The reason CS researchers do not usually publish their code has nothing to do with dishonesty - nobody is trying to hide their code because it does not really work, or anything like that. It's not even that people are worried of scooping, though that sometimes happens.

The main problem is that any time spent on cleaning up the code, packaging examples, writing instructions, answering bug complaints, etc. is time not spent on things that matter in academia - doing research, presenting it, and teaching students.

It might help if some conferences required source code submissions - but people might just submit to different conferences instead. The only real solution would be if funding agencies like NSF required that any projects funded through them have to release source code. This makes sense from a taxpayer's point of view, and would make the extra work acceptable (since everyone would have to do it).

1 comments

(Disclaimer: I am author of the OP)

The NSF is a great point.

One of the things that bugs me about this, that I didn't go into in the post for brevity's sake, is that a lot research is funded by some government institution under the banner of public interest. If you are paid to create something, and then you lock it away for whatever reason, that's not in the public interest. Worse still, more money has to be spent for someone else to re-implement the exact same thing if they liked it!

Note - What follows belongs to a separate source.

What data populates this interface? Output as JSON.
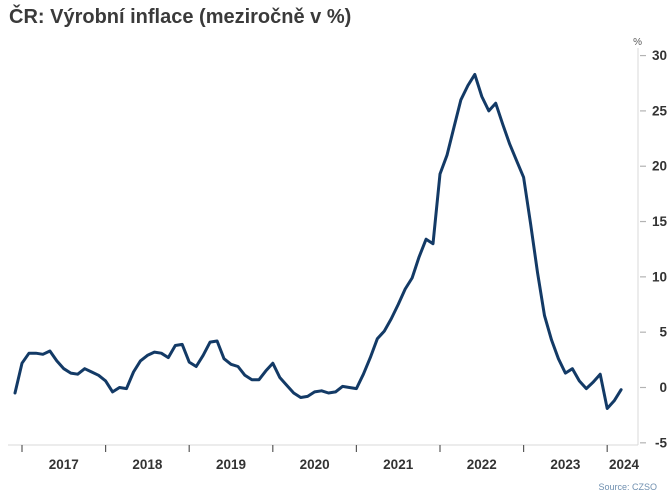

I hadn't thought this out to the logical conclusion of having the funding body also ask for the code to be released, but I think it's a great idea.

Wouldn't things like Bayh-Dole have to be repealed before that could even be anywhere near remotely possible? At this university source-code transfers must be rubber-stamped by the university IPO office. For publishing we only have to tell them what's going on if we think it may be valuable. But actually letting university-owned things slip out is a university IPO matter. Unless you're a student, in which case code you write directly related to your degree is yours, the university owns the code. The work of post-doc's, professors, associates, etc are owned by the employer. The way most research grants work, you are an employee of the university, not of the NSF/NIH.
I honestly wouldn't know about the majority of these issues (and, secretly, I suspect most universities don't either).

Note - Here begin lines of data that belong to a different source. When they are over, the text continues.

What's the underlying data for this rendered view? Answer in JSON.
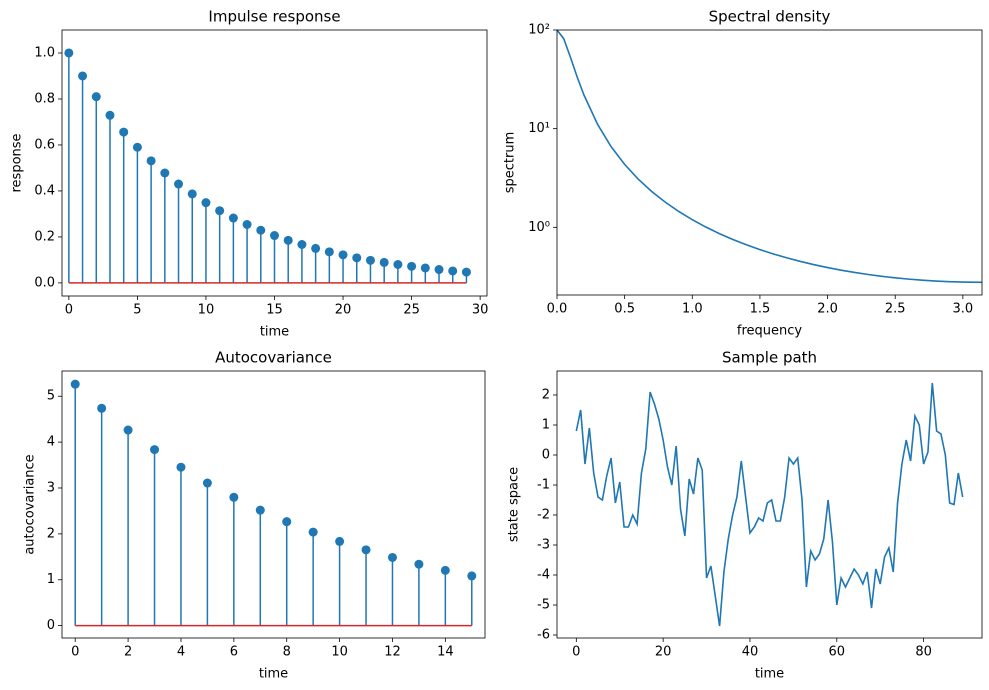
{
  "chart_data": [
    {
      "type": "stem",
      "title": "Impulse response",
      "xlabel": "time",
      "ylabel": "response",
      "x": [
        0,
        1,
        2,
        3,
        4,
        5,
        6,
        7,
        8,
        9,
        10,
        11,
        12,
        13,
        14,
        15,
        16,
        17,
        18,
        19,
        20,
        21,
        22,
        23,
        24,
        25,
        26,
        27,
        28,
        29
      ],
      "values": [
        1.0,
        0.9,
        0.81,
        0.729,
        0.656,
        0.59,
        0.531,
        0.478,
        0.43,
        0.387,
        0.349,
        0.314,
        0.282,
        0.254,
        0.229,
        0.206,
        0.185,
        0.167,
        0.15,
        0.135,
        0.122,
        0.109,
        0.098,
        0.089,
        0.08,
        0.072,
        0.065,
        0.058,
        0.052,
        0.047
      ],
      "color": "#1f77b4",
      "baseline_color": "#d62728",
      "xlim": [
        -0.5,
        30.5
      ],
      "xticks": [
        0,
        5,
        10,
        15,
        20,
        25,
        30
      ],
      "ylim": [
        -0.057,
        1.1
      ],
      "yticks": [
        {
          "value": 0,
          "label": "0.0"
        },
        0.2,
        0.4,
        0.6,
        0.8,
        {
          "value": 1,
          "label": "1.0"
        }
      ]
    },
    {
      "type": "line",
      "title": "Spectral density",
      "xlabel": "frequency",
      "ylabel": "spectrum",
      "x": [
        0,
        0.05,
        0.1,
        0.15,
        0.2,
        0.3,
        0.4,
        0.5,
        0.6,
        0.7,
        0.8,
        0.9,
        1.0,
        1.1,
        1.2,
        1.3,
        1.4,
        1.5,
        1.6,
        1.7,
        1.8,
        1.9,
        2.0,
        2.1,
        2.2,
        2.3,
        2.4,
        2.5,
        2.6,
        2.7,
        2.8,
        2.9,
        3.0,
        3.1416
      ],
      "values": [
        100,
        81.63,
        52.65,
        33.1,
        21.8,
        11.06,
        6.575,
        4.341,
        3.083,
        2.308,
        1.799,
        1.447,
        1.194,
        1.0065,
        0.8637,
        0.7527,
        0.6649,
        0.5943,
        0.5369,
        0.4897,
        0.4507,
        0.4181,
        0.3908,
        0.3678,
        0.3485,
        0.3323,
        0.3187,
        0.3075,
        0.2983,
        0.2909,
        0.2852,
        0.2811,
        0.2784,
        0.277
      ],
      "color": "#1f77b4",
      "log_y": true,
      "xlim": [
        0,
        3.1416
      ],
      "xticks": [
        {
          "value": 0,
          "label": "0.0"
        },
        0.5,
        {
          "value": 1,
          "label": "1.0"
        },
        1.5,
        {
          "value": 2,
          "label": "2.0"
        },
        2.5,
        {
          "value": 3,
          "label": "3.0"
        }
      ],
      "ylim": [
        0.206,
        100
      ],
      "yticks": [
        {
          "value": 1,
          "label": "10⁰"
        },
        {
          "value": 10,
          "label": "10¹"
        },
        {
          "value": 100,
          "label": "10²"
        }
      ]
    },
    {
      "type": "stem",
      "title": "Autocovariance",
      "xlabel": "time",
      "ylabel": "autocovariance",
      "x": [
        0,
        1,
        2,
        3,
        4,
        5,
        6,
        7,
        8,
        9,
        10,
        11,
        12,
        13,
        14,
        15
      ],
      "values": [
        5.263,
        4.737,
        4.263,
        3.837,
        3.453,
        3.108,
        2.797,
        2.517,
        2.266,
        2.039,
        1.835,
        1.652,
        1.486,
        1.338,
        1.204,
        1.084
      ],
      "color": "#1f77b4",
      "baseline_color": "#d62728",
      "xlim": [
        -0.5,
        15.5
      ],
      "xticks": [
        0,
        2,
        4,
        6,
        8,
        10,
        12,
        14
      ],
      "ylim": [
        -0.27,
        5.55
      ],
      "yticks": [
        0,
        1,
        2,
        3,
        4,
        5
      ]
    },
    {
      "type": "line",
      "title": "Sample path",
      "xlabel": "time",
      "ylabel": "state space",
      "x": [
        0,
        1,
        2,
        3,
        4,
        5,
        6,
        7,
        8,
        9,
        10,
        11,
        12,
        13,
        14,
        15,
        16,
        17,
        18,
        19,
        20,
        21,
        22,
        23,
        24,
        25,
        26,
        27,
        28,
        29,
        30,
        31,
        32,
        33,
        34,
        35,
        36,
        37,
        38,
        39,
        40,
        41,
        42,
        43,
        44,
        45,
        46,
        47,
        48,
        49,
        50,
        51,
        52,
        53,
        54,
        55,
        56,
        57,
        58,
        59,
        60,
        61,
        62,
        63,
        64,
        65,
        66,
        67,
        68,
        69,
        70,
        71,
        72,
        73,
        74,
        75,
        76,
        77,
        78,
        79,
        80,
        81,
        82,
        83,
        84,
        85,
        86,
        87,
        88,
        89
      ],
      "values": [
        0.8,
        1.5,
        -0.3,
        0.9,
        -0.6,
        -1.4,
        -1.5,
        -0.7,
        -0.1,
        -1.6,
        -0.9,
        -2.4,
        -2.4,
        -2.0,
        -2.3,
        -0.6,
        0.2,
        2.1,
        1.7,
        1.2,
        0.5,
        -0.4,
        -1.0,
        0.3,
        -1.8,
        -2.7,
        -0.8,
        -1.3,
        -0.1,
        -0.5,
        -4.1,
        -3.7,
        -4.7,
        -5.7,
        -3.9,
        -2.8,
        -2.0,
        -1.4,
        -0.2,
        -1.4,
        -2.6,
        -2.4,
        -2.1,
        -2.2,
        -1.6,
        -1.5,
        -2.2,
        -2.2,
        -1.4,
        -0.1,
        -0.3,
        -0.1,
        -1.5,
        -4.4,
        -3.2,
        -3.5,
        -3.3,
        -2.8,
        -1.5,
        -2.9,
        -5.0,
        -4.1,
        -4.4,
        -4.1,
        -3.8,
        -4.0,
        -4.3,
        -3.9,
        -5.1,
        -3.8,
        -4.3,
        -3.4,
        -3.1,
        -3.9,
        -1.6,
        -0.3,
        0.5,
        -0.2,
        1.3,
        1.0,
        -0.3,
        0.1,
        2.4,
        0.8,
        0.7,
        0.0,
        -1.6,
        -1.65,
        -0.6,
        -1.4
      ],
      "color": "#1f77b4",
      "xlim": [
        -4.45,
        93.45
      ],
      "xticks": [
        0,
        20,
        40,
        60,
        80
      ],
      "ylim": [
        -6.1,
        2.8
      ],
      "yticks": [
        -6,
        -5,
        -4,
        -3,
        -2,
        -1,
        0,
        1,
        2
      ]
    }
  ]
}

Aside from legal issues, it seems to me the business proposition is the same as the open-source business proposition: you know the most about the system you've created, so you're in the best position to consult on it. If you want a startup, I think guys like Cloudera show that even if you give away what was traditionally thought of as the family jewels, you can still very effectively monetize. That's what the university should leverage.

Anyway, for most projects, you've already given the game away in the paper (or at least, should have done): the expensive thing was the idea. Reimplementation is cheap.

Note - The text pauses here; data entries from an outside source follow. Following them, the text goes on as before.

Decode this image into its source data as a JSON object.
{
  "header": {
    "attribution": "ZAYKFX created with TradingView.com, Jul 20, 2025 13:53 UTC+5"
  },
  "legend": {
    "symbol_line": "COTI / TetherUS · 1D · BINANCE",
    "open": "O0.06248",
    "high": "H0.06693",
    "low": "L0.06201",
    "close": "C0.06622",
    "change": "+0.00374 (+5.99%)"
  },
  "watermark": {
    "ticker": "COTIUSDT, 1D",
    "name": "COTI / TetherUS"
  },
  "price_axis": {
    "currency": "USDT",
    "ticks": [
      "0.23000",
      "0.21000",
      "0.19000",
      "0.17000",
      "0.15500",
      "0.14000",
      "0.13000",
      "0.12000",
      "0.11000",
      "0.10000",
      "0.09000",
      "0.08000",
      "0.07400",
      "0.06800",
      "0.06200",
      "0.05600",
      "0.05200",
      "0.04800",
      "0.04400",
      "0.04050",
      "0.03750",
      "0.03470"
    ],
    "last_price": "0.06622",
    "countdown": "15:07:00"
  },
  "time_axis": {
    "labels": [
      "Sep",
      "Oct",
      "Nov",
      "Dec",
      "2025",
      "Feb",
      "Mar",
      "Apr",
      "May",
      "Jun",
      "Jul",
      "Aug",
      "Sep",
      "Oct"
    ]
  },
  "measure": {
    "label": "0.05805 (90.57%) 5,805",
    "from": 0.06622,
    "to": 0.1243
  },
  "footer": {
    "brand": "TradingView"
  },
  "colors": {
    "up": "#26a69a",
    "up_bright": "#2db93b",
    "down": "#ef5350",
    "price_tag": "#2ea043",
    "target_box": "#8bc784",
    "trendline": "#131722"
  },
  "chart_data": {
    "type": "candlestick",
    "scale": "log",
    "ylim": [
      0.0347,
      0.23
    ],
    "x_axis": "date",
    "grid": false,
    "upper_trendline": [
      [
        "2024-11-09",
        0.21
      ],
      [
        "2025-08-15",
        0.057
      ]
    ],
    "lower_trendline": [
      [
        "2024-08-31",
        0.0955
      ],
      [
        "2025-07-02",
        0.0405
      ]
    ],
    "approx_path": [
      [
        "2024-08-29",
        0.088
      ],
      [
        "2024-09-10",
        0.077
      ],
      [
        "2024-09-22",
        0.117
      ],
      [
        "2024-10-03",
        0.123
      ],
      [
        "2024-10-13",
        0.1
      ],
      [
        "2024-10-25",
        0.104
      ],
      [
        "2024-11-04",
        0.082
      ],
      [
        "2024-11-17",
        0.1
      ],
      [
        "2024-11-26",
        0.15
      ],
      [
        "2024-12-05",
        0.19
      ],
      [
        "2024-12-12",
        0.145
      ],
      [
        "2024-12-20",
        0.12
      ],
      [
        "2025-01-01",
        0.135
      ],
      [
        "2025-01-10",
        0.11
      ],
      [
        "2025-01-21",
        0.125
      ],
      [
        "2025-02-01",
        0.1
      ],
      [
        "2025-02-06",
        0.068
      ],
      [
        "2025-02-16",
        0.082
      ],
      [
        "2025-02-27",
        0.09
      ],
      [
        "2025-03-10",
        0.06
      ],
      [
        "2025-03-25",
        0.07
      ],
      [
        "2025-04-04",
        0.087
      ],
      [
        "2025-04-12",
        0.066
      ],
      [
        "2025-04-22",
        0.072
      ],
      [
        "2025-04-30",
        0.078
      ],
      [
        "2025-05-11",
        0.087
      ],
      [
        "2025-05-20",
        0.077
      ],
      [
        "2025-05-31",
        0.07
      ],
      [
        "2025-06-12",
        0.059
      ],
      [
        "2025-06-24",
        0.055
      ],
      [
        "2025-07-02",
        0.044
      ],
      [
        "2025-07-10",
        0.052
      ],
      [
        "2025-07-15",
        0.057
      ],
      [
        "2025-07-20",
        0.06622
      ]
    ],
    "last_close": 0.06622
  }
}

I'm surprised that as a researcher you have not had notification or training about Bayh-Dole (someone mentioned they are in your lab so I assume you're funded). Universities have to report that they have notified researchers about the act. Here, all grad students have to sign an acknowledgement form indicating that fact during orientation. Flaunting the act has serious implications for the university's federal funding. It's government research privatization indoctrination 101 since the Regan revolution.

It's funny because the public (like you) demands access to the research because they paid for it, but the politicians view you as an economic investment and demand that you monetize and produce returns (e.g. tax revenue, employment from startups). The public doesn't write the rules.